Le parti socialiste demande une aide financière, sous la forme d’un chèque énergie, « comme il y a eu un chèque bois », explique Olivier Faure, premier secrétaire du PS, mardi sur franceinfo. « Il permettrait de cibler les ménages les plus modestes, qui ont besoin d’être accompagnés dans ce moment-là », explique-t-il. Olivier Faure suggère de « prévoir un seuil à partir duquel on a un accompagnement qui permet aux gens de ne pas souffrir, et qui les aide à supporter cette hausse des prix ». Il demande aussi la mise sur le marché de la réserve stratégique de pétrole que détient l’Etat, afin d’éviter la flambée des prix à la pompe.
Ces demandes, elles viennent s’ajouter à celle de la France insoumise qui souhaite un blocage des prix du carburant, et à celle du Rassemblement national d’abaisser la TVA sur le carburant à 5.5%.
Il est « trop tôt » pour avoir le débat sur un éventuel chèque énergie, répète la ministre chargée de l’Energie Maud Bregeon. Avis partagé par le ministre de l’Economie Roland Lescure, interrogé mardi matin : « On n’en est pas là. On est dans un conflit qui dure depuis à peine une semaine, martèle-t-il. Aujourd’hui, je le répète, la seule, la bonne, la meilleure manière de faire que tout ça se calme, c’est de fluidifier le marché, de rouvrir le détroit d’Ormuz et c’est ce à quoi la France s’attelle aujourd’hui. »

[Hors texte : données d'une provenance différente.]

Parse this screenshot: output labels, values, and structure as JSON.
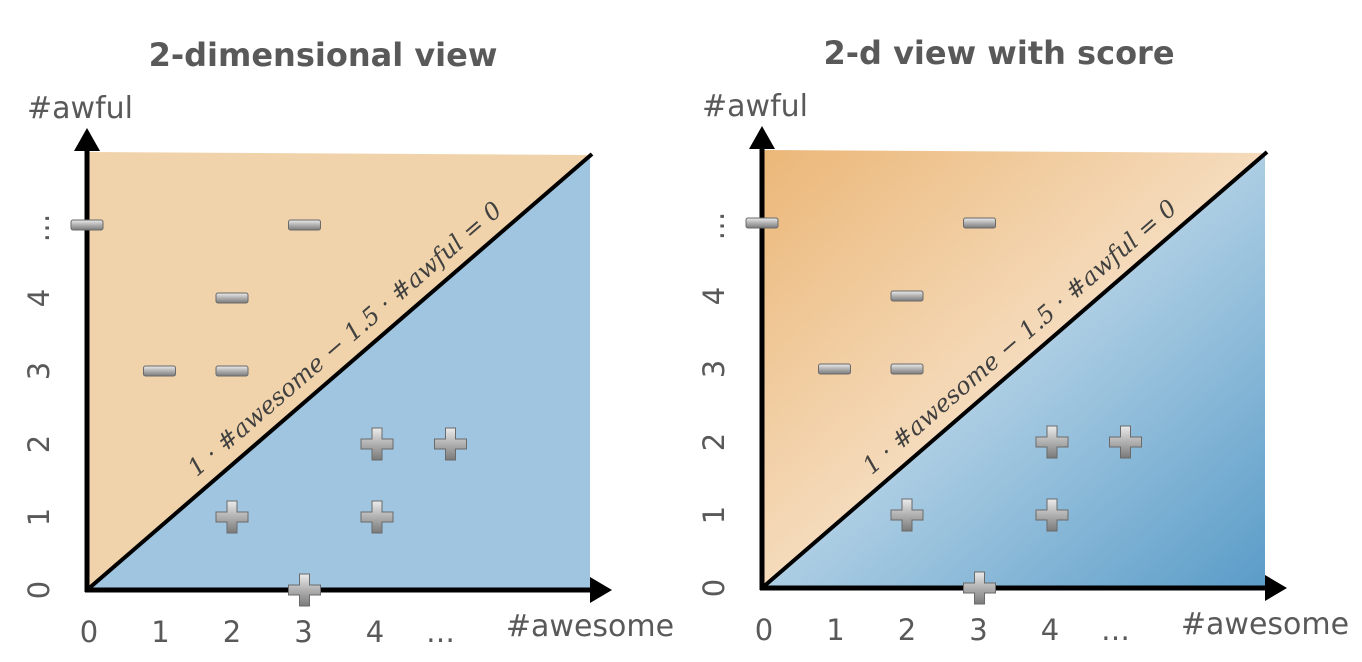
{
  "panels": [
    {
      "title": "2-dimensional view",
      "xlabel": "#awesome",
      "ylabel": "#awful",
      "x_ticks": [
        "0",
        "1",
        "2",
        "3",
        "4",
        "…"
      ],
      "y_ticks": [
        "0",
        "1",
        "2",
        "3",
        "4",
        "…"
      ],
      "boundary_label": "1 · #awesome − 1.5 · #awful = 0",
      "fill_style": "solid",
      "colors": {
        "negative_region": "#f0d3aa",
        "positive_region": "#9fc5e1"
      }
    },
    {
      "title": "2-d view with score",
      "xlabel": "#awesome",
      "ylabel": "#awful",
      "x_ticks": [
        "0",
        "1",
        "2",
        "3",
        "4",
        "…"
      ],
      "y_ticks": [
        "0",
        "1",
        "2",
        "3",
        "4",
        "…"
      ],
      "boundary_label": "1 · #awesome − 1.5 · #awful = 0",
      "fill_style": "gradient",
      "colors": {
        "negative_region": "#ebb778",
        "positive_region": "#5a9cc8"
      }
    }
  ],
  "chart_data": {
    "type": "scatter",
    "xlabel": "#awesome",
    "ylabel": "#awful",
    "decision_boundary": {
      "awesome_coef": 1,
      "awful_coef": -1.5,
      "intercept": 0
    },
    "series": [
      {
        "name": "negative",
        "marker": "minus",
        "points": [
          [
            0,
            5
          ],
          [
            3,
            5
          ],
          [
            2,
            4
          ],
          [
            1,
            3
          ],
          [
            2,
            3
          ]
        ]
      },
      {
        "name": "positive",
        "marker": "plus",
        "points": [
          [
            4,
            2
          ],
          [
            5,
            2
          ],
          [
            2,
            1
          ],
          [
            4,
            1
          ],
          [
            3,
            0
          ]
        ]
      }
    ]
  }
}
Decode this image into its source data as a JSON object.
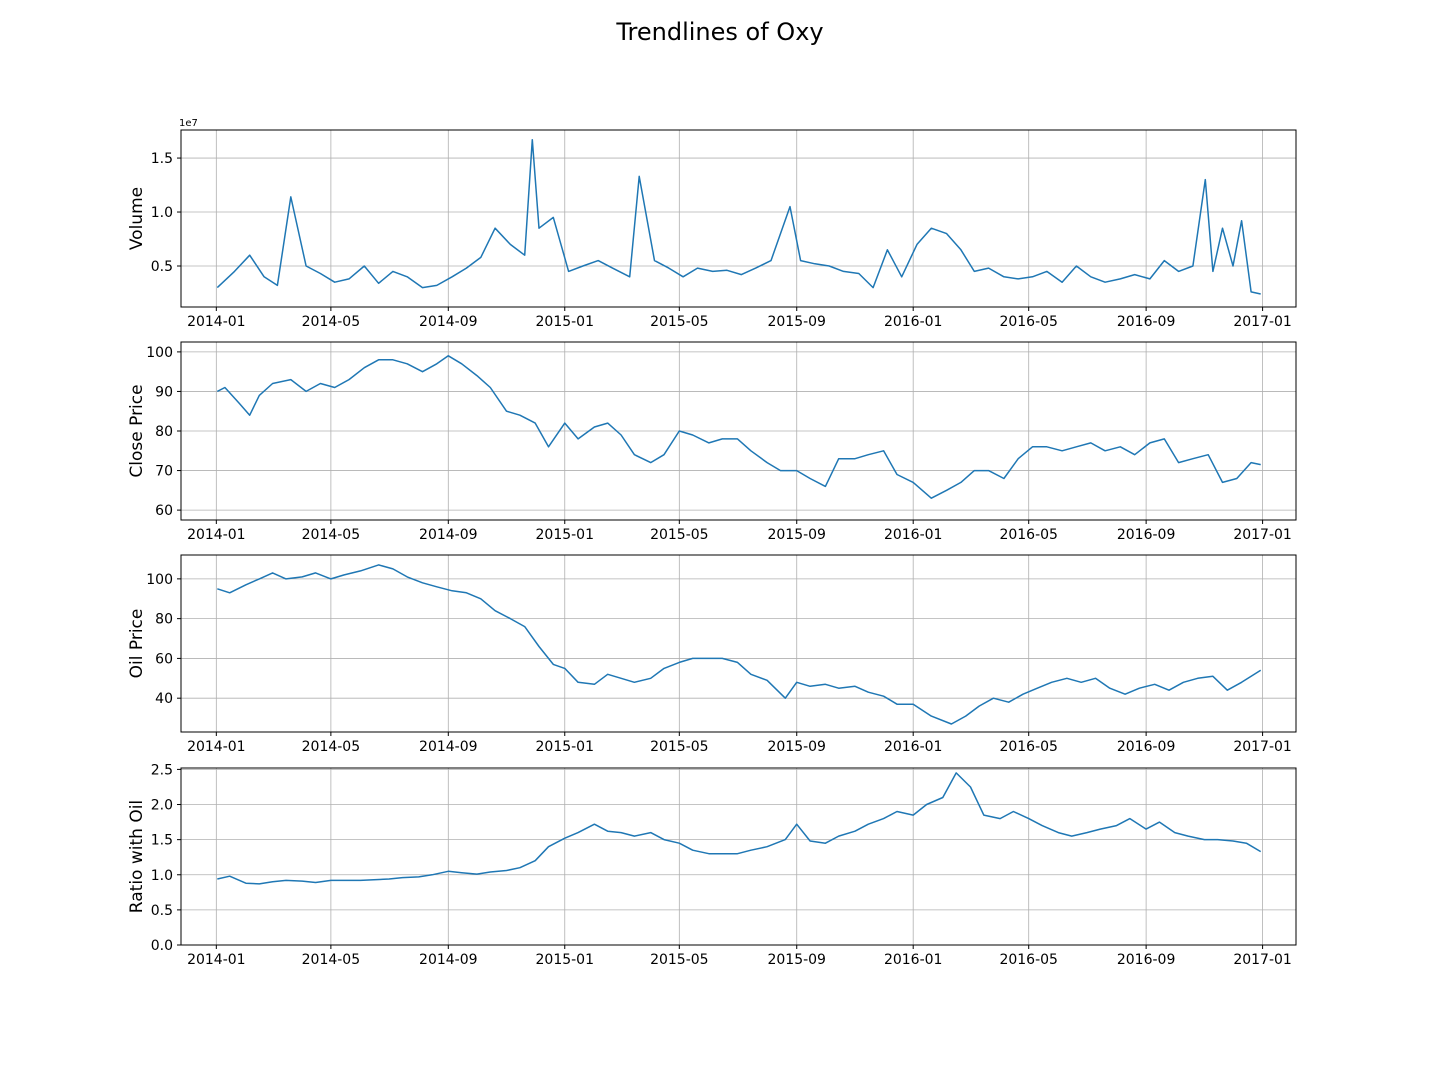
{
  "figure": {
    "title": "Trendlines of Oxy",
    "line_color": "#1f77b4",
    "date_ticks": [
      "2014-01",
      "2014-05",
      "2014-09",
      "2015-01",
      "2015-05",
      "2015-09",
      "2016-01",
      "2016-05",
      "2016-09",
      "2017-01"
    ]
  },
  "chart_data": [
    {
      "type": "line",
      "ylabel": "Volume",
      "y_offset_label": "1e7",
      "xlim": [
        "2013-11-25",
        "2017-02-05"
      ],
      "ylim": [
        1200000,
        17600000
      ],
      "yticks": [
        5000000,
        10000000,
        15000000
      ],
      "ytick_labels": [
        "0.5",
        "1.0",
        "1.5"
      ],
      "grid": true,
      "x": [
        "2014-01-02",
        "2014-01-20",
        "2014-02-05",
        "2014-02-20",
        "2014-03-06",
        "2014-03-20",
        "2014-04-05",
        "2014-04-20",
        "2014-05-05",
        "2014-05-20",
        "2014-06-05",
        "2014-06-20",
        "2014-07-05",
        "2014-07-20",
        "2014-08-05",
        "2014-08-20",
        "2014-09-05",
        "2014-09-20",
        "2014-10-05",
        "2014-10-20",
        "2014-11-05",
        "2014-11-20",
        "2014-11-28",
        "2014-12-05",
        "2014-12-20",
        "2015-01-05",
        "2015-01-20",
        "2015-02-05",
        "2015-02-20",
        "2015-03-10",
        "2015-03-20",
        "2015-04-05",
        "2015-04-20",
        "2015-05-05",
        "2015-05-20",
        "2015-06-05",
        "2015-06-20",
        "2015-07-05",
        "2015-07-20",
        "2015-08-05",
        "2015-08-25",
        "2015-09-05",
        "2015-09-20",
        "2015-10-05",
        "2015-10-20",
        "2015-11-05",
        "2015-11-20",
        "2015-12-05",
        "2015-12-20",
        "2016-01-05",
        "2016-01-20",
        "2016-02-05",
        "2016-02-20",
        "2016-03-05",
        "2016-03-20",
        "2016-04-05",
        "2016-04-20",
        "2016-05-05",
        "2016-05-20",
        "2016-06-05",
        "2016-06-20",
        "2016-07-05",
        "2016-07-20",
        "2016-08-05",
        "2016-08-20",
        "2016-09-05",
        "2016-09-20",
        "2016-10-05",
        "2016-10-20",
        "2016-11-02",
        "2016-11-10",
        "2016-11-20",
        "2016-12-01",
        "2016-12-10",
        "2016-12-20",
        "2016-12-30"
      ],
      "values": [
        3000000,
        4500000,
        6000000,
        4000000,
        3200000,
        11400000,
        5000000,
        4300000,
        3500000,
        3800000,
        5000000,
        3400000,
        4500000,
        4000000,
        3000000,
        3200000,
        4000000,
        4800000,
        5800000,
        8500000,
        7000000,
        6000000,
        16700000,
        8500000,
        9500000,
        4500000,
        5000000,
        5500000,
        4800000,
        4000000,
        13300000,
        5500000,
        4800000,
        4000000,
        4800000,
        4500000,
        4600000,
        4200000,
        4800000,
        5500000,
        10500000,
        5500000,
        5200000,
        5000000,
        4500000,
        4300000,
        3000000,
        6500000,
        4000000,
        7000000,
        8500000,
        8000000,
        6500000,
        4500000,
        4800000,
        4000000,
        3800000,
        4000000,
        4500000,
        3500000,
        5000000,
        4000000,
        3500000,
        3800000,
        4200000,
        3800000,
        5500000,
        4500000,
        5000000,
        13000000,
        4500000,
        8500000,
        5000000,
        9200000,
        2600000,
        2400000
      ]
    },
    {
      "type": "line",
      "ylabel": "Close Price",
      "xlim": [
        "2013-11-25",
        "2017-02-05"
      ],
      "ylim": [
        57.5,
        102.5
      ],
      "yticks": [
        60,
        70,
        80,
        90,
        100
      ],
      "ytick_labels": [
        "60",
        "70",
        "80",
        "90",
        "100"
      ],
      "grid": true,
      "x": [
        "2014-01-02",
        "2014-01-10",
        "2014-01-25",
        "2014-02-05",
        "2014-02-15",
        "2014-03-01",
        "2014-03-20",
        "2014-04-05",
        "2014-04-20",
        "2014-05-05",
        "2014-05-20",
        "2014-06-05",
        "2014-06-20",
        "2014-07-05",
        "2014-07-20",
        "2014-08-05",
        "2014-08-20",
        "2014-09-01",
        "2014-09-15",
        "2014-10-01",
        "2014-10-15",
        "2014-11-01",
        "2014-11-15",
        "2014-12-01",
        "2014-12-15",
        "2015-01-01",
        "2015-01-15",
        "2015-02-01",
        "2015-02-15",
        "2015-03-01",
        "2015-03-15",
        "2015-04-01",
        "2015-04-15",
        "2015-05-01",
        "2015-05-15",
        "2015-06-01",
        "2015-06-15",
        "2015-07-01",
        "2015-07-15",
        "2015-08-01",
        "2015-08-15",
        "2015-09-01",
        "2015-09-15",
        "2015-10-01",
        "2015-10-15",
        "2015-11-01",
        "2015-11-15",
        "2015-12-01",
        "2015-12-15",
        "2016-01-01",
        "2016-01-20",
        "2016-02-05",
        "2016-02-20",
        "2016-03-05",
        "2016-03-20",
        "2016-04-05",
        "2016-04-20",
        "2016-05-05",
        "2016-05-20",
        "2016-06-05",
        "2016-06-20",
        "2016-07-05",
        "2016-07-20",
        "2016-08-05",
        "2016-08-20",
        "2016-09-05",
        "2016-09-20",
        "2016-10-05",
        "2016-10-20",
        "2016-11-05",
        "2016-11-20",
        "2016-12-05",
        "2016-12-20",
        "2016-12-30"
      ],
      "values": [
        90,
        91,
        87,
        84,
        89,
        92,
        93,
        90,
        92,
        91,
        93,
        96,
        98,
        98,
        97,
        95,
        97,
        99,
        97,
        94,
        91,
        85,
        84,
        82,
        76,
        82,
        78,
        81,
        82,
        79,
        74,
        72,
        74,
        80,
        79,
        77,
        78,
        78,
        75,
        72,
        70,
        70,
        68,
        66,
        73,
        73,
        74,
        75,
        69,
        67,
        63,
        65,
        67,
        70,
        70,
        68,
        73,
        76,
        76,
        75,
        76,
        77,
        75,
        76,
        74,
        77,
        78,
        72,
        73,
        74,
        67,
        68,
        72,
        71.5
      ]
    },
    {
      "type": "line",
      "ylabel": "Oil Price",
      "xlim": [
        "2013-11-25",
        "2017-02-05"
      ],
      "ylim": [
        23,
        112
      ],
      "yticks": [
        40,
        60,
        80,
        100
      ],
      "ytick_labels": [
        "40",
        "60",
        "80",
        "100"
      ],
      "grid": true,
      "x": [
        "2014-01-02",
        "2014-01-15",
        "2014-02-01",
        "2014-02-15",
        "2014-03-01",
        "2014-03-15",
        "2014-04-01",
        "2014-04-15",
        "2014-05-01",
        "2014-05-15",
        "2014-06-01",
        "2014-06-20",
        "2014-07-05",
        "2014-07-20",
        "2014-08-05",
        "2014-08-20",
        "2014-09-05",
        "2014-09-20",
        "2014-10-05",
        "2014-10-20",
        "2014-11-05",
        "2014-11-20",
        "2014-12-05",
        "2014-12-20",
        "2015-01-01",
        "2015-01-15",
        "2015-02-01",
        "2015-02-15",
        "2015-03-01",
        "2015-03-15",
        "2015-04-01",
        "2015-04-15",
        "2015-05-01",
        "2015-05-15",
        "2015-06-01",
        "2015-06-15",
        "2015-07-01",
        "2015-07-15",
        "2015-08-01",
        "2015-08-20",
        "2015-09-01",
        "2015-09-15",
        "2015-10-01",
        "2015-10-15",
        "2015-11-01",
        "2015-11-15",
        "2015-12-01",
        "2015-12-15",
        "2016-01-01",
        "2016-01-20",
        "2016-02-10",
        "2016-02-25",
        "2016-03-10",
        "2016-03-25",
        "2016-04-10",
        "2016-04-25",
        "2016-05-10",
        "2016-05-25",
        "2016-06-10",
        "2016-06-25",
        "2016-07-10",
        "2016-07-25",
        "2016-08-10",
        "2016-08-25",
        "2016-09-10",
        "2016-09-25",
        "2016-10-10",
        "2016-10-25",
        "2016-11-10",
        "2016-11-25",
        "2016-12-10",
        "2016-12-30"
      ],
      "values": [
        95,
        93,
        97,
        100,
        103,
        100,
        101,
        103,
        100,
        102,
        104,
        107,
        105,
        101,
        98,
        96,
        94,
        93,
        90,
        84,
        80,
        76,
        66,
        57,
        55,
        48,
        47,
        52,
        50,
        48,
        50,
        55,
        58,
        60,
        60,
        60,
        58,
        52,
        49,
        40,
        48,
        46,
        47,
        45,
        46,
        43,
        41,
        37,
        37,
        31,
        27,
        31,
        36,
        40,
        38,
        42,
        45,
        48,
        50,
        48,
        50,
        45,
        42,
        45,
        47,
        44,
        48,
        50,
        51,
        44,
        48,
        54
      ]
    },
    {
      "type": "line",
      "ylabel": "Ratio with Oil",
      "xlim": [
        "2013-11-25",
        "2017-02-05"
      ],
      "ylim": [
        0,
        2.52
      ],
      "yticks": [
        0,
        0.5,
        1.0,
        1.5,
        2.0,
        2.5
      ],
      "ytick_labels": [
        "0.0",
        "0.5",
        "1.0",
        "1.5",
        "2.0",
        "2.5"
      ],
      "grid": true,
      "x": [
        "2014-01-02",
        "2014-01-15",
        "2014-02-01",
        "2014-02-15",
        "2014-03-01",
        "2014-03-15",
        "2014-04-01",
        "2014-04-15",
        "2014-05-01",
        "2014-05-15",
        "2014-06-01",
        "2014-06-15",
        "2014-07-01",
        "2014-07-15",
        "2014-08-01",
        "2014-08-15",
        "2014-09-01",
        "2014-09-15",
        "2014-10-01",
        "2014-10-15",
        "2014-11-01",
        "2014-11-15",
        "2014-12-01",
        "2014-12-15",
        "2015-01-01",
        "2015-01-15",
        "2015-02-01",
        "2015-02-15",
        "2015-03-01",
        "2015-03-15",
        "2015-04-01",
        "2015-04-15",
        "2015-05-01",
        "2015-05-15",
        "2015-06-01",
        "2015-06-15",
        "2015-07-01",
        "2015-07-15",
        "2015-08-01",
        "2015-08-20",
        "2015-09-01",
        "2015-09-15",
        "2015-10-01",
        "2015-10-15",
        "2015-11-01",
        "2015-11-15",
        "2015-12-01",
        "2015-12-15",
        "2016-01-01",
        "2016-01-15",
        "2016-02-01",
        "2016-02-15",
        "2016-03-01",
        "2016-03-15",
        "2016-04-01",
        "2016-04-15",
        "2016-05-01",
        "2016-05-15",
        "2016-06-01",
        "2016-06-15",
        "2016-07-01",
        "2016-07-15",
        "2016-08-01",
        "2016-08-15",
        "2016-09-01",
        "2016-09-15",
        "2016-10-01",
        "2016-10-15",
        "2016-11-01",
        "2016-11-15",
        "2016-12-01",
        "2016-12-15",
        "2016-12-30"
      ],
      "values": [
        0.94,
        0.98,
        0.88,
        0.87,
        0.9,
        0.92,
        0.91,
        0.89,
        0.92,
        0.92,
        0.92,
        0.93,
        0.94,
        0.96,
        0.97,
        1.0,
        1.05,
        1.03,
        1.01,
        1.04,
        1.06,
        1.1,
        1.2,
        1.4,
        1.52,
        1.6,
        1.72,
        1.62,
        1.6,
        1.55,
        1.6,
        1.5,
        1.45,
        1.35,
        1.3,
        1.3,
        1.3,
        1.35,
        1.4,
        1.5,
        1.72,
        1.48,
        1.45,
        1.55,
        1.62,
        1.72,
        1.8,
        1.9,
        1.85,
        2.0,
        2.1,
        2.45,
        2.25,
        1.85,
        1.8,
        1.9,
        1.8,
        1.7,
        1.6,
        1.55,
        1.6,
        1.65,
        1.7,
        1.8,
        1.65,
        1.75,
        1.6,
        1.55,
        1.5,
        1.5,
        1.48,
        1.45,
        1.33
      ]
    }
  ]
}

Le gouvernement sera forcément encore sollicité sur les mesures mercredi, alors que le Premier ministre réunit les représentants des forces politiques à Matignon pour un point sur le conflit au Proche et au Moyen-Orient, et sur la réaction française.
En attendant, la principale action de l’exécutif consiste à mener des contrôles dans les stations-service pour vérifier que certaines ne surfacturent le carburant. 231 contrôles ont déjà été réalisés lundi par la répression des fraudes : 15% d’anomalies, indique Bercy, et certaines stations ont été sanctionnées par des amendes.